While former SEIU-UHW leaders now with NUHW acted in accordance with their local union constitution in resisting trusteeship – which the jury found was akin to getting paid by SEIU in January 2009 and not performing – Raynor had no authority for misappropriating $15 million from UNITE HERE. And the recent federal jury verdict confirmed that no SEIU funds were removed from accounts and funneled to NUHW, whereas Raynor removed money from UNITE HERE accounts and distributed it to the union’s opponents.

This is not a question of what Andy Stern knew, and when.

Stern always knew that Raynor misappropriated funds while on the UNITE HERE payroll. He also knew that Raynor and his ally Edgar Romney stole $5.7 million from a special ILGWU fund controlled by UNITE HERE.

Stern justified Raynor’s action, along with SEIU’s war on UNITE HERE, by repeatedly arguing that he and Raynor were protecting the legacy of Stern’s ILGWU-member grandmother (he told me this directly). But Raynor did not build the ILGWU real estate and banking empire; to the contrary, he acquired it in a 1995 merger with his own ACTWU, and then dissipated it by tens of millions of dollars in less than a decade.

One noteworthy part of the Raynor misappropriation cited by the panel was the wrongful payment of $460,000 in UNITE HERE funds to Stern confidante Steve Rosenthal for “direct mail and phone campaigns critical of HERE officers and supporting a merger” with SEIU. Rosenthal, who owns a house with Stern and whose wife works for SEIU, was among those selected by New York Times reporter Steven Greenhouse to comment on Stern’s legacy upon his resignation announcement.

Mary Kay Henry’s Choice

If Mary Kay Henry wants to move forward with real reform, Raynor’s ethical problems cannot continue to be ignored. SEIU’s ethical standards look very strong on paper, but if they are not applied in a case when a court-appointed panel finds evidence that an Executive Vice-President has engaged in “willful violation” of LMRDA Section 501(c) – which prevents union officials from diverting funds to the minority of members that support them – then Henry should remove the ethical guidelines from the union’s website.
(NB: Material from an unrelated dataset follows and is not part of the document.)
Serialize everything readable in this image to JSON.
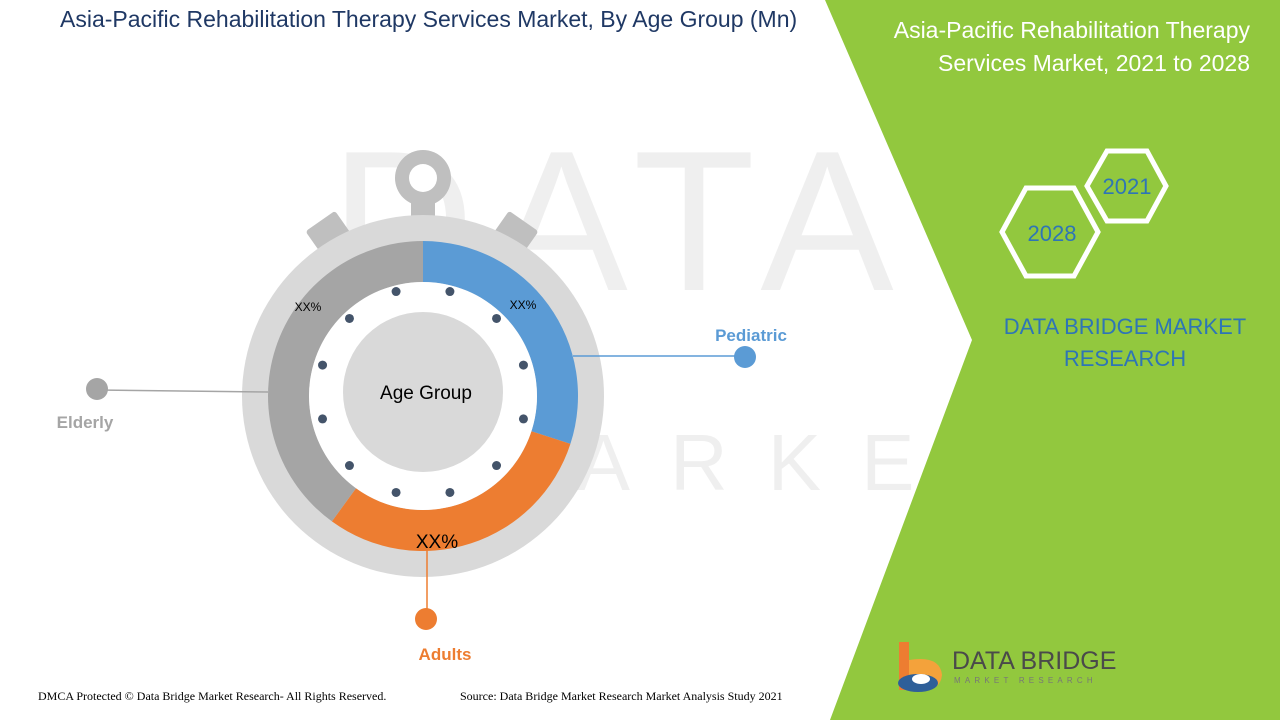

SEIU guidelines do not require a criminal conviction or government prosecution. And recall what a big deal Stern made after the Tyrone Freeman scandal broke, insisting that he knew nothing about it and that new ethical guidelines were needed to ensure such wrongs were not repeated.

Mary Kay Henry now must remove Raynor from power now or undermine her entire credibility as a reformer.

SEIU Must Come Clean to Workers

In light of the panel’s conclusions, SEIU’s accepting Raynor’s wrongdoing while telling California workers that NUHW leaders engaged in conduct that violated SEIU’s core principles has all the makings of an elaborate hoax. Henry should ensure that while SEIU aggressively campaigns against NUHW, it stops falsely accusing NUHW officials of fiduciary breaches and misappropriation of funds.

Last week, NUHW and SEIU faced off in three elections a
mong Sodexho workers in California. SEIU got a total of one vote in the combined contests, and lost 38-0 at USC University Hospital (the USC vote of hospital workers has finally been set for May 26-7). SEIU is winning its share of home health care units, but also faces an imminent major defeat when votes are soon counted in an 850- worker unit at Salinas Hospital.

Andy Stern left Mary Kay Henry with many problems. But if Henry cannot even get Raynor out of power, her chances of repairing conflicts with other unions, labor councils, and progressive political leaders, and of repairing the SEIU brand, are virtually nil.